On 3 August 2017, the BlueLivesMatter.blue blog published a post largely lifted from a New York Post article, both reporting that two New York City Police Department officers had been refused service at a Dunkin' Donuts in Brooklyn:
A pair of NYPD officers were denied service at a Brooklyn Dunkin’ Donuts by a clerk who said, “I don’t serve cops” — and the head of the detectives union is leading a boycott of the chain, The Post has learned.
Detectives’ Endowment Association President Michael Palladino said Thursday that the blatant discrimination was “disgraceful and it should not go unattended ... I assume it is an isolated incident. Nevertheless, Dunkin’ Donuts corporate should issue an apology to the NYPD and until that happens, I have asked detectives and their families to refrain from patronizing the stores,” he said.
Palladino also took a thinly veiled swipe at Mayor Bill de Blasio and other city officials in apportioning blame for the Sunday afternoon incident at 1993 Atlantic Ave.
“Political leaders in this city have encouraged this type of behavior by constantly demonizing cops and pushing their decriminalization agenda,” he said.
Details offered near the end of the original article which were missed by many casual readers — and omitted from the BlueLivesMatter.blue post entirely — included a quote from the manager at the store, who said that the plainclothes officers were standing in the pickup area of the store and did not place an order:
These two men in shirts and ties — who I later found out were police — must have never come to this Dunkin’ Donuts before, because instead of waiting in the line where you order, they waited at the counter where you pick up your order ... You can see on the security tape: they stand here for five minutes, while other customers were being served. One customer even ordered ice cream, and they must’ve not like that because they left the store[.]
The manager, who wouldn’t give his name, wouldn’t let The Post view the video.
... I kept trying to explain [to angry callers that] we serve everyone, we have nothing but respect for the police, and that they were standing at the wrong counter. It was busy at the time, and we were busy serving customers.
In a second New York Post piece hours later, the paper repeated the report, then added that a representative for the chain had apologized to one of the involved officers. No one appears to have confirmed which version of events was accurate one, although the Post implies that the claim was verified by questioning whether the worker involved had been "disciplined":
The owner of a Brooklyn Dunkin’ Donuts where two NYPD cops were refused service has personally apologized to one of the officers and plans a meeting to try and put the matter to rest, the shop’s corporate parent said Thursday.
In a prepared statement, Dunkin’ Brands spokeswoman Michelle King said the company was “aware of the recent situation” — in which a worker declared, “I don’t serve cops” — revealed exclusively by The Post.
“The franchisee who owns and operates this restaurant informed us that immediately upon learning of this situation earlier this week, he contacted one of the police officers involved to personally apologize for any negative experience he may have had in his store,” she said.
“The franchisee of the Brooklyn restaurant is meeting with the police officer he spoke to earlier this week in person to hopefully bring this to a satisfactory conclusion for all involved.”
The provided statement gave no indication that Dunkin' Donuts had apologized for anything other than the officers' interpretation of events, and the absence of mention of employee discipline seemed to suggest that the company did not observe any such behavior on the tape.

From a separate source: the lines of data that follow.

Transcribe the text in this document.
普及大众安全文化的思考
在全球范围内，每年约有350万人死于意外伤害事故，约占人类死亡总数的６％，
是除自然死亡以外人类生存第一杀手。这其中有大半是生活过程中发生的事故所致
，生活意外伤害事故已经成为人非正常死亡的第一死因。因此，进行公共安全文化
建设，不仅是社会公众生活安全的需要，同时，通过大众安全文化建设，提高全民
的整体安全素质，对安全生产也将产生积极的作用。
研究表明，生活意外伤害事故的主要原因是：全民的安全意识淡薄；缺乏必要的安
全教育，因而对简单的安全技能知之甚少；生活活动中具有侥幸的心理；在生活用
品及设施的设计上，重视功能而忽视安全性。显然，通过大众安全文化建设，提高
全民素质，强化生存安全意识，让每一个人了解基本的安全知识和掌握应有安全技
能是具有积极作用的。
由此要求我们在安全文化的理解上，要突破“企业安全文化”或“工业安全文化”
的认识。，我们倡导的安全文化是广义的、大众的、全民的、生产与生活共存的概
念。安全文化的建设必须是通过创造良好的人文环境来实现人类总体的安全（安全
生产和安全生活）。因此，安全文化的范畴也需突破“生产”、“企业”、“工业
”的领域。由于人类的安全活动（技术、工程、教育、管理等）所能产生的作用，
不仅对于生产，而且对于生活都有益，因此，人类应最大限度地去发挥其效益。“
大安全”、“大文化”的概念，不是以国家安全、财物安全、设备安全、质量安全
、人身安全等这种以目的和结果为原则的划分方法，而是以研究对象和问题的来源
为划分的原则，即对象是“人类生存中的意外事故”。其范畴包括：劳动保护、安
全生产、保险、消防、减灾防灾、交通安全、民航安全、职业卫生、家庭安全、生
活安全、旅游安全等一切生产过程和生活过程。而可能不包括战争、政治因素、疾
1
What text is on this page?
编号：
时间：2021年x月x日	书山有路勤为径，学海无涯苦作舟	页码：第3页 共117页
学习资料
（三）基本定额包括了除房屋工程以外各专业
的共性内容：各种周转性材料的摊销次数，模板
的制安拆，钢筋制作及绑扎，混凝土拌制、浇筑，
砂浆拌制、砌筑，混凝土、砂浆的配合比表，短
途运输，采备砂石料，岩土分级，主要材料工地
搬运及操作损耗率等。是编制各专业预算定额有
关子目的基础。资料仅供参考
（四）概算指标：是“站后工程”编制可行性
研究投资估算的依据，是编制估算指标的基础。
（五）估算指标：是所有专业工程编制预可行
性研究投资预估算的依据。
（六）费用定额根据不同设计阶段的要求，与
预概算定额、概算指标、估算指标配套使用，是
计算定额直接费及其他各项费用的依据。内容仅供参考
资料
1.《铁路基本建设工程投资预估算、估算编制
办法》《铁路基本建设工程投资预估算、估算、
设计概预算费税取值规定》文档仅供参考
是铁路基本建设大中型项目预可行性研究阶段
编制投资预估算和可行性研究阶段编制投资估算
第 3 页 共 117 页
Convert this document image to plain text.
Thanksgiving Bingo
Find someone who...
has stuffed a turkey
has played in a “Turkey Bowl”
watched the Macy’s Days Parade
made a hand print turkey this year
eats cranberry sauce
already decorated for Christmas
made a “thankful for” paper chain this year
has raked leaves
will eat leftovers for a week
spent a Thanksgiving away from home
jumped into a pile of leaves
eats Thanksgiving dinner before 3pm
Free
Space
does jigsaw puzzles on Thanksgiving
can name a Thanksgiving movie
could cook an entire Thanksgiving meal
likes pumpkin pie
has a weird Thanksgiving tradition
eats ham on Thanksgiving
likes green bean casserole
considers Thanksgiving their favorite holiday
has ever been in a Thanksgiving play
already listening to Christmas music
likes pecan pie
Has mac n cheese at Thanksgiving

Both versions closely follow the ever-popular "shunned serviceman" and "shunned policeman" template of urban legends and rumors, which date back decades but have spiked in popularity with the advent of social media. Nearly all viral "shunned policeman" tales turns out to be misinterpretations or exaggerations that nevertheless can cause lasting harm to businesses targeted by the sticky slurs.
We contacted the media relations department of Dunkin' Donuts to request further information and on 9 August 2017 a representative for the chain responded:
Dunkin' Donuts sincerely apologizes to the two police officers who were left unattended in the store. We have a long history of supporting the NYPD and we look forward to continuing that support in the future.